そのバシュラムの予想通り、明らかに分かっていない感じのユウが、わざわざティファに発剄を覚えさせる尤もらしい理由を口にする。

「バシュラムさんが何を問題視しているのかがいまいち分からんが、俺はあくまで、緊急事態に咄嗟に対応できる手段として、最善であろう技を教えただけだぞ?」

「どうせそんなところだろうとは思ってたがな、最善の手段っつうには物騒すぎるぞ?」

「どう使うかはティファ次第だが、いざという時に役に立つのは結局のところ、体で覚えるほど反復練習した技だ」

「その意見を全否定する気はねえが、もっとましな技はなかったのかよ……」

「発剄はさほど筋力がなくても使えるし、動作も小さくて力を溜める必要もないから即座に効果が出る。詠唱が必要な魔法と比較すれば、その差はさらに大きくなる。少なくとも、気功を関わらせずにこれより小さな動きですぐに出せる技を俺は知らん」

ユウの説明に、やはり言うだけ無駄だと思い知るバシュラム。

どこまでも鉄壁騎士団(アイアンウォール)の常識やノウハウ、合理性に忠実に教育をしているだけのユウに対して、世間一般の常識や感覚を説明しても意味がない。

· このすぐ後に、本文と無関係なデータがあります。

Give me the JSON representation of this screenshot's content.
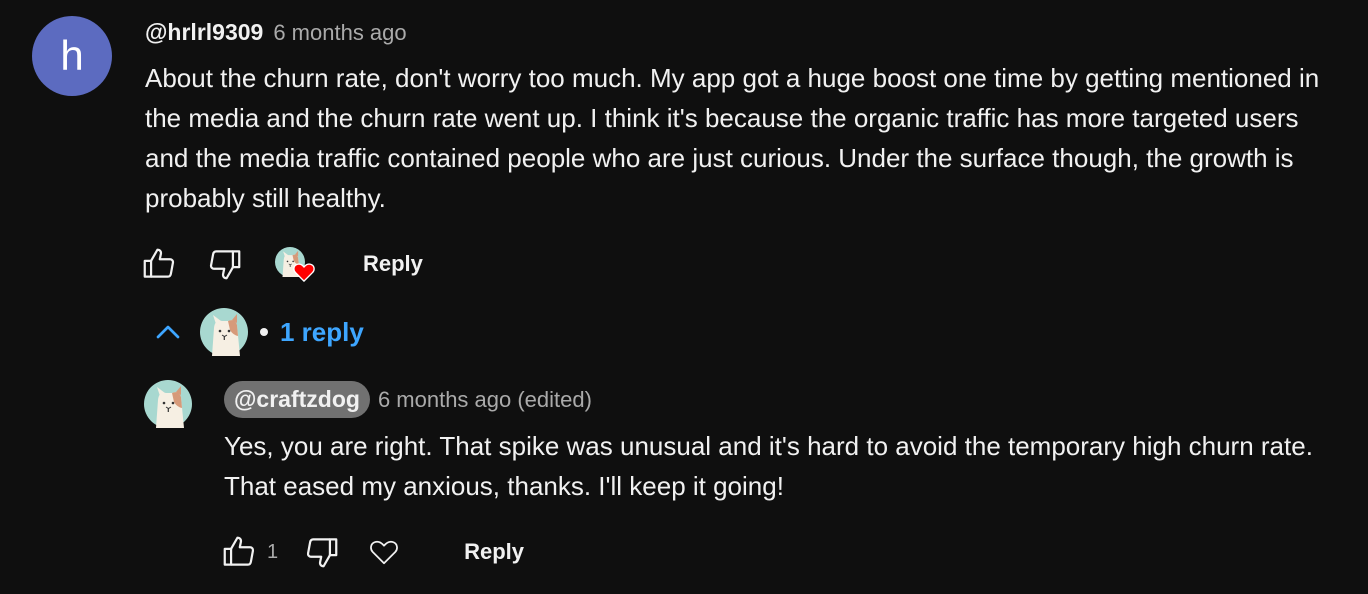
{
  "comment": {
    "avatar_letter": "h",
    "author": "@hrlrl9309",
    "time": "6 months ago",
    "text": "About the churn rate, don't worry too much. My app got a huge boost one time by getting mentioned in the media and the churn rate went up. I think it's because the organic traffic has more targeted users and the media traffic contained people who are just curious. Under the surface though, the growth is probably still healthy.",
    "reply_label": "Reply",
    "icons": [
      "thumbs-up-icon",
      "thumbs-down-icon",
      "creator-heart-icon"
    ]
  },
  "replies_toggle": {
    "label": "1 reply",
    "icons": [
      "chevron-up-icon",
      "avatar"
    ]
  },
  "reply": {
    "author": "@craftzdog",
    "time": "6 months ago (edited)",
    "text": "Yes, you are right. That spike was unusual and it's hard to avoid the temporary high churn rate. That eased my anxious, thanks. I'll keep it going!",
    "like_count": "1",
    "reply_label": "Reply",
    "icons": [
      "thumbs-up-icon",
      "thumbs-down-icon",
      "heart-icon"
    ]
  },
  "colors": {
    "background": "#0f0f0f",
    "text": "#f1f1f1",
    "muted": "#aaaaaa",
    "link": "#3ea6ff",
    "avatar": "#5c6bc0",
    "heart": "#ff0000",
    "author_chip": "#717171"
  }
}
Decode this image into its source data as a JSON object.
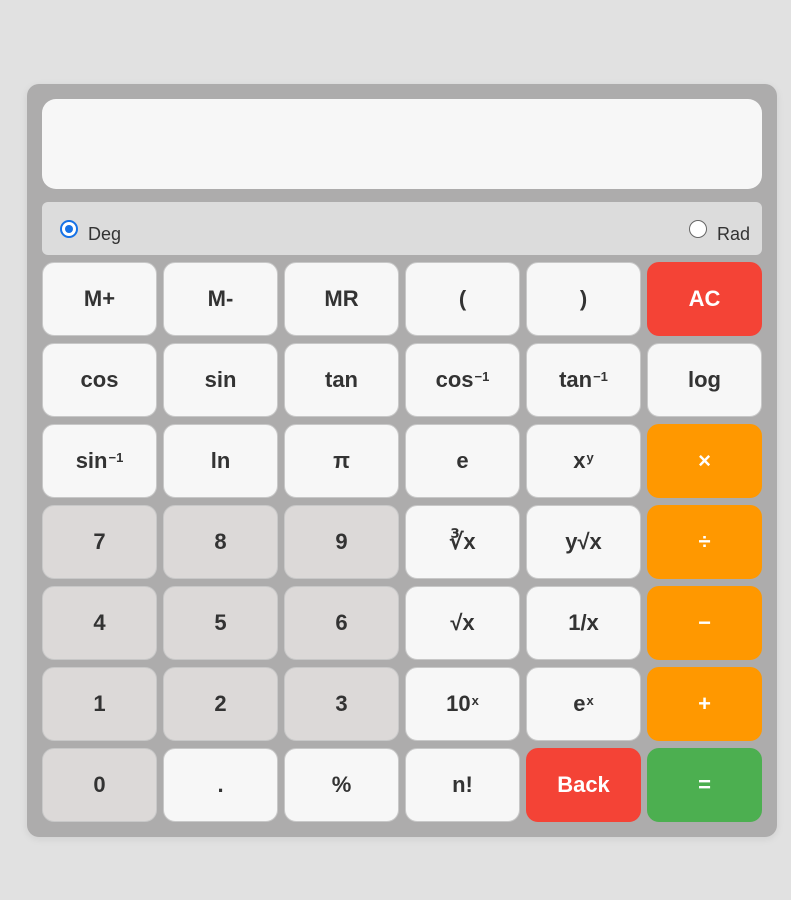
{
  "display": {
    "value": ""
  },
  "mode": {
    "deg_label": "Deg",
    "rad_label": "Rad",
    "selected": "Deg"
  },
  "keys": {
    "m_plus": "M+",
    "m_minus": "M-",
    "mr": "MR",
    "open_paren": "(",
    "close_paren": ")",
    "ac": "AC",
    "cos": "cos",
    "sin": "sin",
    "tan": "tan",
    "acos_base": "cos",
    "acos_sup": "−1",
    "atan_base": "tan",
    "atan_sup": "−1",
    "log": "log",
    "asin_base": "sin",
    "asin_sup": "−1",
    "ln": "ln",
    "pi": "π",
    "e": "e",
    "pow_base": "x",
    "pow_sup": "y",
    "multiply": "×",
    "seven": "7",
    "eight": "8",
    "nine": "9",
    "cbrt": "∛x",
    "yroot": "y√x",
    "divide": "÷",
    "four": "4",
    "five": "5",
    "six": "6",
    "sqrt": "√x",
    "reciprocal": "1/x",
    "minus": "−",
    "one": "1",
    "two": "2",
    "three": "3",
    "ten_pow_base": "10",
    "ten_pow_sup": "x",
    "exp_base": "e",
    "exp_sup": "x",
    "plus": "+",
    "zero": "0",
    "dot": ".",
    "percent": "%",
    "factorial": "n!",
    "back": "Back",
    "equals": "="
  },
  "colors": {
    "clear_red": "#f44336",
    "operator_orange": "#ff9800",
    "equals_green": "#4caf50",
    "radio_blue": "#1672e6"
  }
}
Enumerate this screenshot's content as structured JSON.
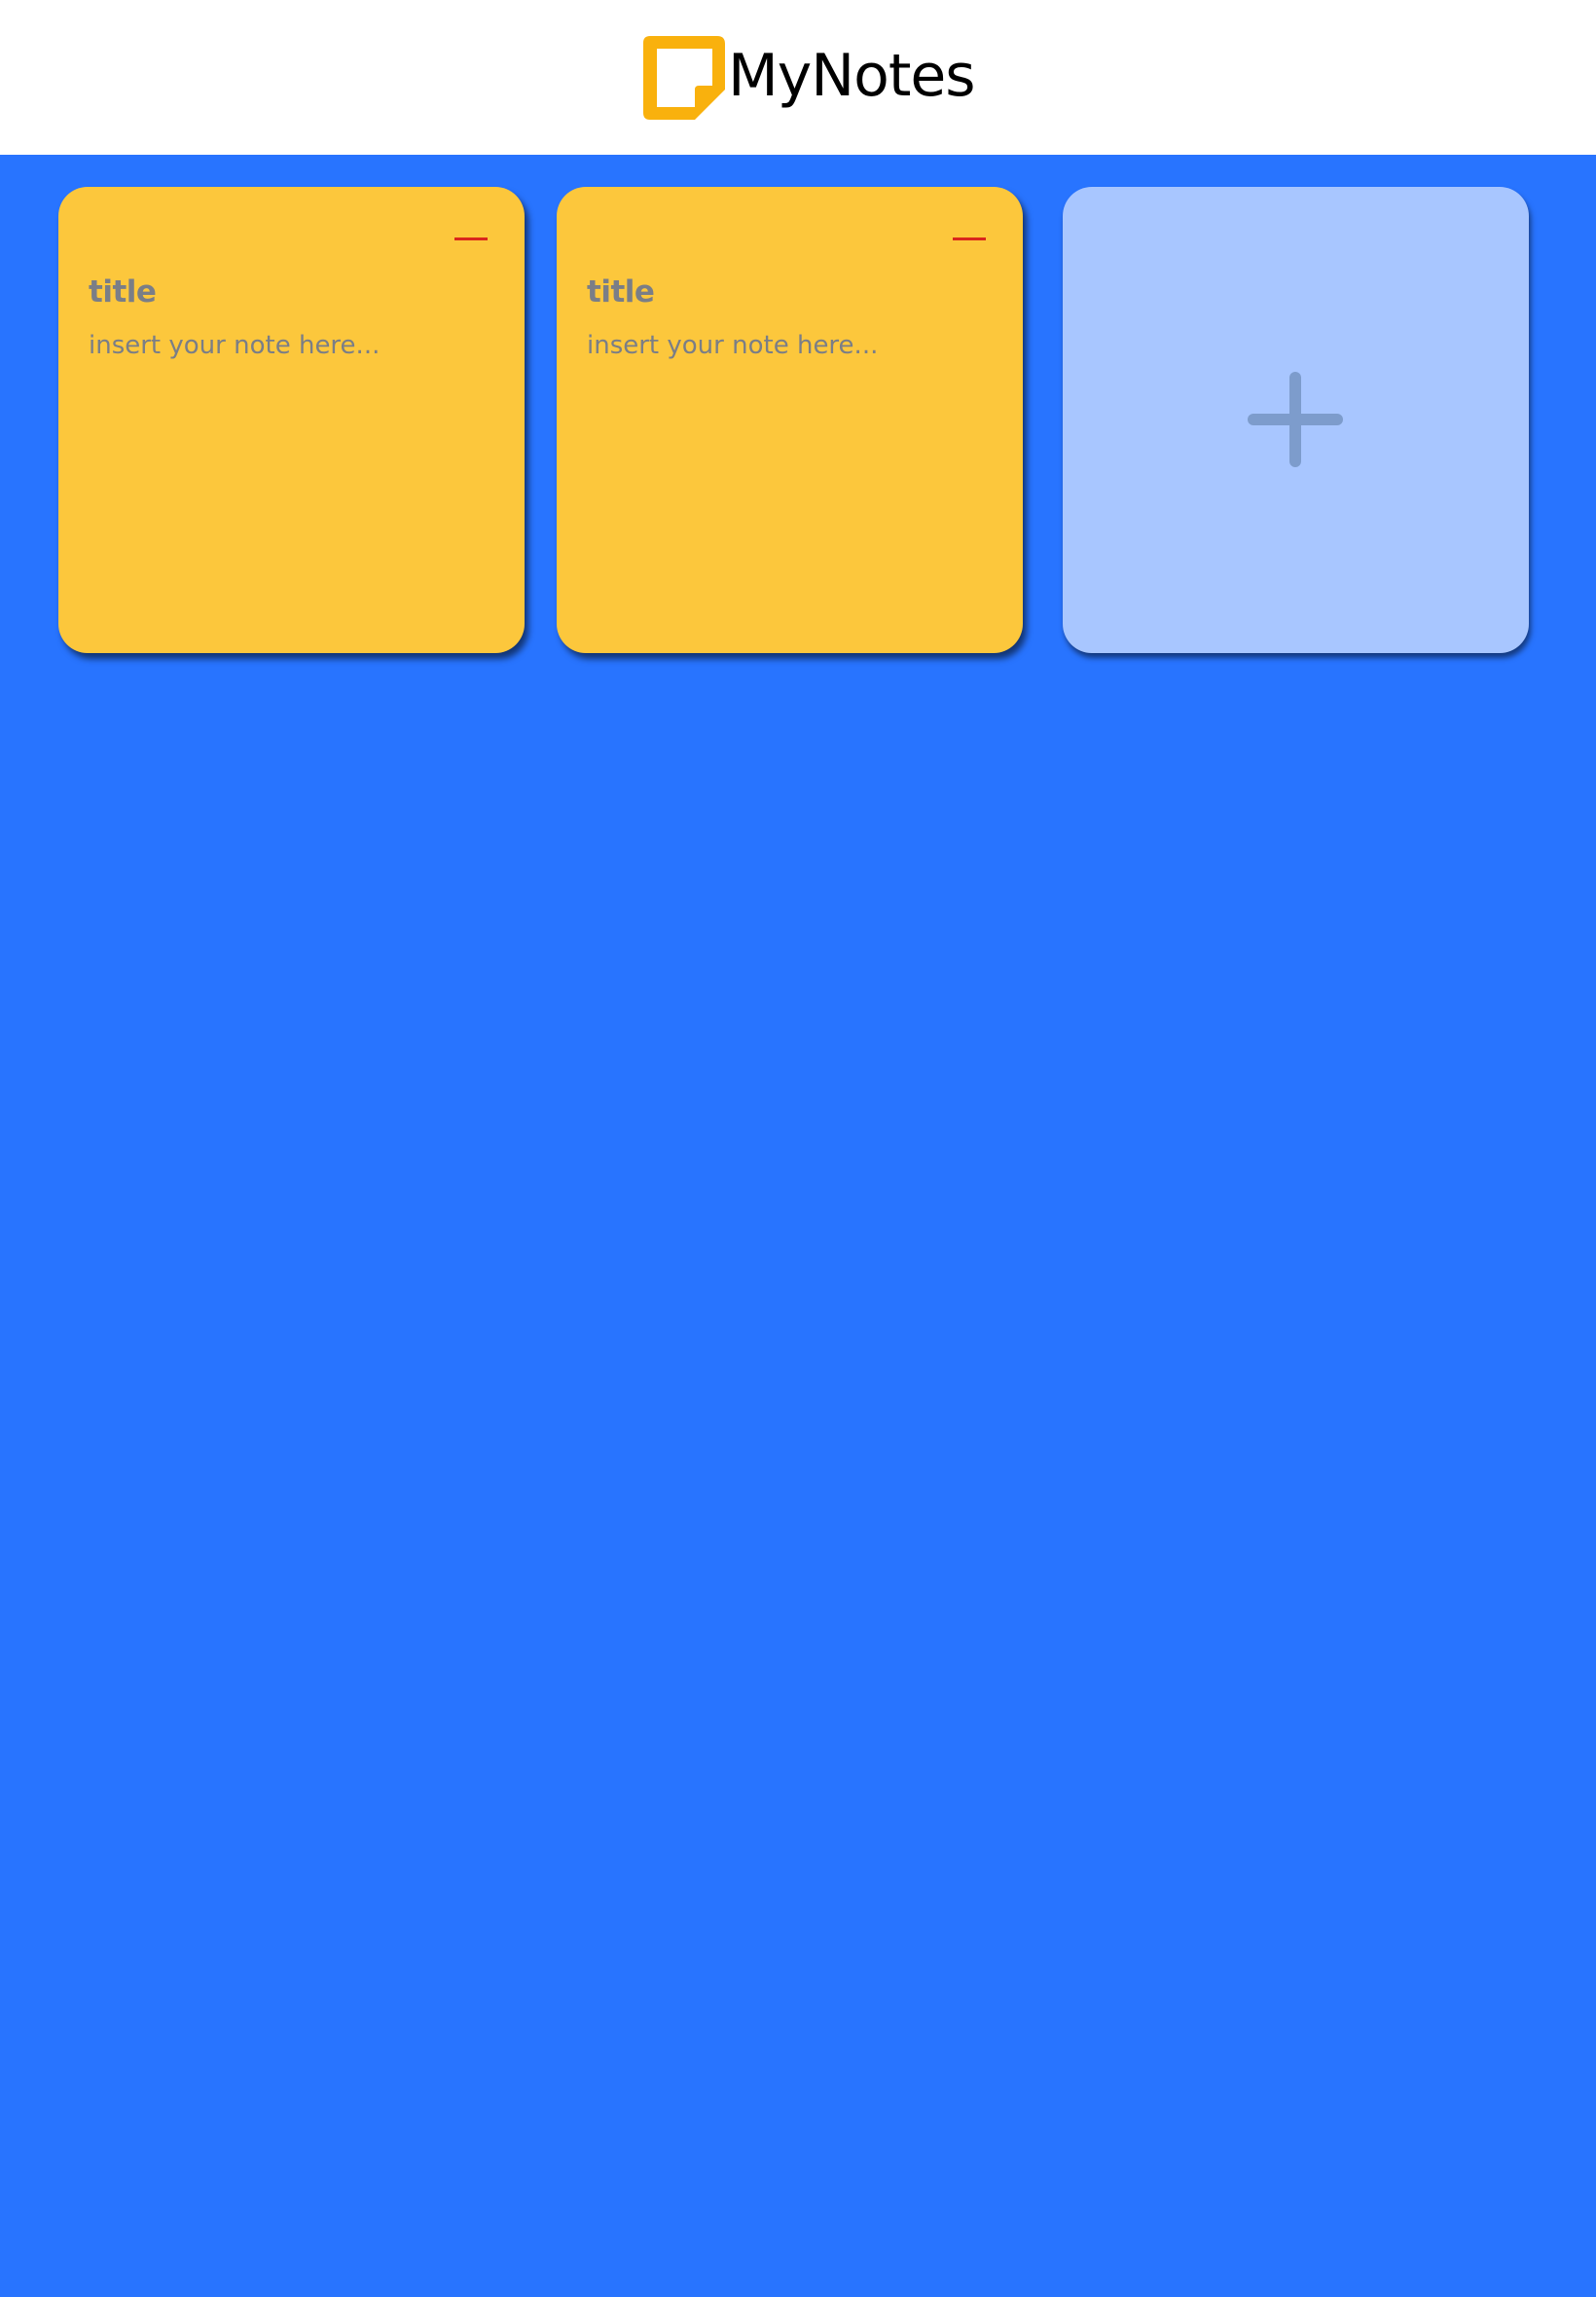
{
  "header": {
    "brand_name": "MyNotes",
    "logo_icon": "note-icon",
    "logo_color": "#f9b10d"
  },
  "notes": [
    {
      "title": "title",
      "placeholder": "insert your note here...",
      "remove_icon": "minus-icon"
    },
    {
      "title": "title",
      "placeholder": "insert your note here...",
      "remove_icon": "minus-icon"
    }
  ],
  "add_card": {
    "icon": "plus-icon"
  },
  "colors": {
    "background": "#2874ff",
    "note": "#fcc73c",
    "add_card": "#a8c6ff",
    "remove": "#d9261c",
    "text": "#7a7e87"
  }
}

その教育方法が鉄壁騎士団でこれでもかというほど実績を重ねているだけに、どうにもバシュラム達普通のベテラン冒険者の言葉では説得力が足りないのだ。

そういう事情もあり、他のことならともかく、ティファの訓練内容に関してユウが他人の意見を受け入れることなどまずない。

「諦めなさい、バシュラム。一般常識を横に置けば、ユウは多分今、トライオンにいる誰よりも優秀な指導者よ。ただし、『戦士の』って単語が指導者の前につくけど」

「……まあ、嬢ちゃんさえ道を踏み外さねえのなら、他人の教育方針に口挟むのも不毛か……」

ベルティルデに諭され、諦めたように首を左右に振って現実を受け入れるバシュラム。

その隣では、カレンがそれでいいのかと言いたげな顔をしている。